A familiar voice interrupts my thoughts. “Hello, beautiful.”
I turn around just as Carter is wrapping his arms around me. I look up into his gentle eyes and feel a sudden rush of guilt.
“Hey you.”
He leans down and rests his forehead against mine. “I’m sorry for being an asshat yesterday.”
“It’s okay. I’m sorry too.” For more than you know.
He kisses the tip of my nose and holds me close. “Pizza after school?”
I could kick myself for wanting to tell him I have plans. Not that I do have plans, but what if Reid comes over again? If I’m with Carter, I won’t get to see him.
This is ridiculous.
This needs to stop.
I’m not that girl—the one who strings two guys along because she’s too flaky to make a decision. No. What I need is a night alone to sort through my thoughts. Then I’ll let one of them go. But which one?
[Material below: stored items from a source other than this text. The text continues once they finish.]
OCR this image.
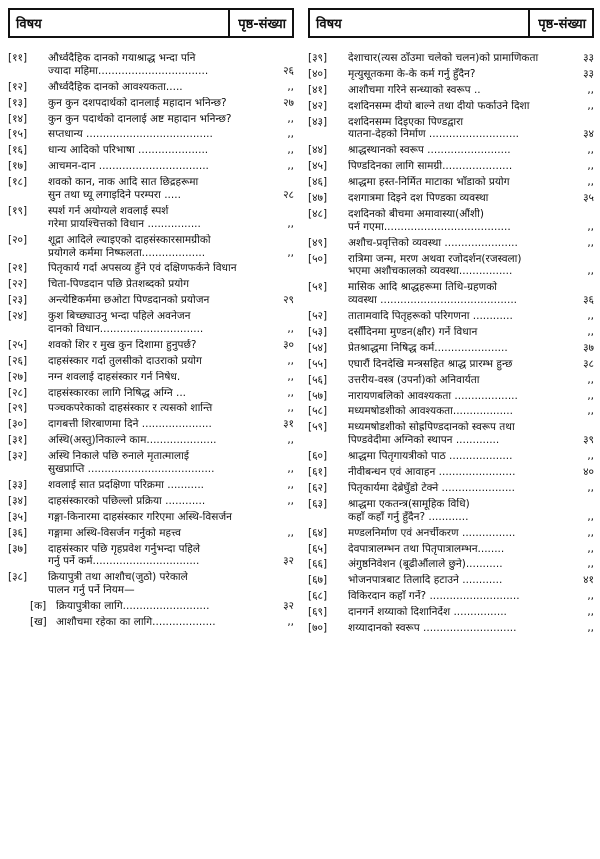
विषय	पृष्ठ-संख्या
[११]	और्ध्वदैहिक दानको गयाश्राद्ध भन्दा पनि
ज्यादा महिमा.................................	२६
[१२]	और्ध्वदैहिक दानको आवश्यकता.....	,,
[१३]	कुन कुन दशपदार्थको दानलाई महादान भनिन्छ?	२७
[१४]	कुन कुन पदार्थको दानलाई अष्ट महादान भनिन्छ?	,,
[१५]	सप्तधान्य ......................................	,,
[१६]	धान्य आदिको परिभाषा .....................	,,
[१७]	आचमन-दान .................................	,,
[१८]	शवको कान, नाक आदि सात छिद्रहरूमा
सुन तथा घ्यू लगाइदिने परम्परा .....	२८
[१९]	स्पर्श गर्न अयोग्यले शवलाई स्पर्श
गरेमा प्रायश्चित्तको विधान ................	,,
[२०]	शूद्रा आदिले ल्याइएको दाहसंस्कारसामग्रीको
प्रयोगले कर्ममा निष्फलता...................	,,
[२१]	पितृकार्य गर्दा अपसव्य हुँने एवं दक्षिणफर्कने विधान
[२२]	चिता-पिण्डदान पछि प्रेतशब्दको प्रयोग
[२३]	अन्त्येष्टिकर्ममा छओटा पिण्डदानको प्रयोजन	२९
[२४]	कुश बिच्छ्याउनु भन्दा पहिले अवनेजन
दानको विधान...............................	,,
[२५]	शवको शिर र मुख कुन दिशामा हुनुपर्छ?	३०
[२६]	दाहसंस्कार गर्दा तुलसीको दाउराको प्रयोग	,,
[२७]	नग्न शवलाई दाहसंस्कार गर्न निषेध.	,,
[२८]	दाहसंस्कारका लागि निषिद्ध अग्नि ...	,,
[२९]	पञ्चकपरेकाको दाहसंस्कार र त्यसको शान्ति	,,
[३०]	दागबत्ती शिरबाणमा दिने .....................	३१
[३१]	अस्थि(अस्तु)निकाल्ने काम.....................	,,
[३२]	अस्थि निकाले पछि रुनाले मृतात्मालाई
सुखप्राप्ति ......................................	,,
[३३]	शवलाई सात प्रदक्षिणा परिक्रमा ...........	,,
[३४]	दाहसंस्कारको पछिल्लो प्रक्रिया ............	,,
[३५]	गङ्गा-किनारमा दाहसंस्कार गरिएमा अस्थि-विसर्जन
[३६]	गङ्गामा अस्थि-विसर्जन गर्नुको महत्त्व	,,
[३७]	दाहसंस्कार पछि गृहप्रवेश गर्नुभन्दा पहिले
गर्नु पर्ने कर्म................................	३२
[३८]	क्रियापुत्री तथा आशौच(जुठो) परेकाले
पालन गर्नु पर्ने नियम—
[क] क्रियापुत्रीका लागि..........................	३२
[ख] आशौचमा रहेका का लागि...................	,,
विषय	पृष्ठ-संख्या
[३९]	देशाचार(त्यस ठाँउमा चलेको चलन)को प्रामाणिकता	३३
[४०]	मृत्युसूतकमा के-के कर्म गर्नु हुँदैन?	३३
[४१]	आशौचमा गरिने सन्ध्याको स्वरूप ..	,,
[४२]	दशदिनसम्म दीयो बाल्ने तथा दीयो फर्काउने दिशा	,,
[४३]	दशदिनसम्म दिइएका पिण्डद्वारा
यातना-देहको निर्माण ...........................	३४
[४४]	श्राद्धस्थानको स्वरूप .........................	,,
[४५]	पिण्डदिनका लागि सामग्री.....................	,,
[४६]	श्राद्धमा हस्त-निर्मित माटाका भाँडाको प्रयोग	,,
[४७]	दशगात्रमा दिइने दश पिण्डका व्यवस्था	३५
[४८]	दशदिनको बीचमा अमावास्या(औंशी)
पर्न गएमा......................................	,,
[४९]	अशौच-प्रवृत्तिको व्यवस्था ......................	,,
[५०]	रात्रिमा जन्म, मरण अथवा रजोदर्शन(रजस्वला)
भएमा अशौचकालको व्यवस्था................	,,
[५१]	मासिक आदि श्राद्धहरूमा तिथि-ग्रहणको
व्यवस्था .........................................	३६
[५२]	तातामवादि पितृहरूको परिगणना ............	,,
[५३]	दसौँदिनमा मुण्डन(क्षौर) गर्ने विधान	,,
[५४]	प्रेतश्राद्धमा निषिद्ध कर्म......................	३७
[५५]	एघारौं दिनदेखि मन्त्रसहित श्राद्ध प्रारम्भ हुन्छ	३८
[५६]	उत्तरीय-वस्त्र (उपर्ना)को अनिवार्यता	,,
[५७]	नारायणबलिको आवश्यकता ...................	,,
[५८]	मध्यमषोडशीको आवश्यकता..................	,,
[५९]	मध्यमषोडशीको सोह्रपिण्डदानको स्वरूप तथा
पिण्डवेदीमा अग्निको स्थापन .............	३९
[६०]	श्राद्धमा पितृगायत्रीको पाठ ...................	,,
[६१]	नीवीबन्धन एवं आवाहन .......................	४०
[६२]	पितृकार्यमा देब्रेघुँडो टेक्ने ......................	,,
[६३]	श्राद्धमा एकतन्त्र(सामूहिक विधि)
कहाँ कहाँ गर्नु हुँदैन? ............	,,
[६४]	मण्डलनिर्माण एवं अनर्चीकरण ................	,,
[६५]	देवपात्रालम्भन तथा पितृपात्रालम्भन........	,,
[६६]	अंगुष्ठनिवेशन (बूढीऔंलाले छुने)...........	,,
[६७]	भोजनपात्रबाट तिलादि हटाउने ............	४१
[६८]	विकिरदान कहाँ गर्ने? ...........................	,,
[६९]	दानगर्ने शय्याको दिशानिर्देश ................	,,
[७०]	शय्यादानको स्वरूप ............................	,,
“I already made plans with Brynn,” I lie, hating the way my deceit tastes on my tongue.
“Okay. Well, Jeremiah’s having this party Friday. I thought maybe we could go.”
He’s inviting me to a party? He’s never invited me to a party.
“Yeah. I’d love to.”
He smiles down at me, then leaves me with a soft peck on the lips.
As soon as Carter walks away, I see Reid leaning against the doorway across the hall. His arms are crossed, and he’s watching me with a look that ties my stomach in knots.
Stop it, Makenna. I don’t need to feel bad for kissing my boyfriend.
So, why do I?
I smile and throw up a shy wave before I turn and head into English Lit.
Yes. This definitely has to end soon.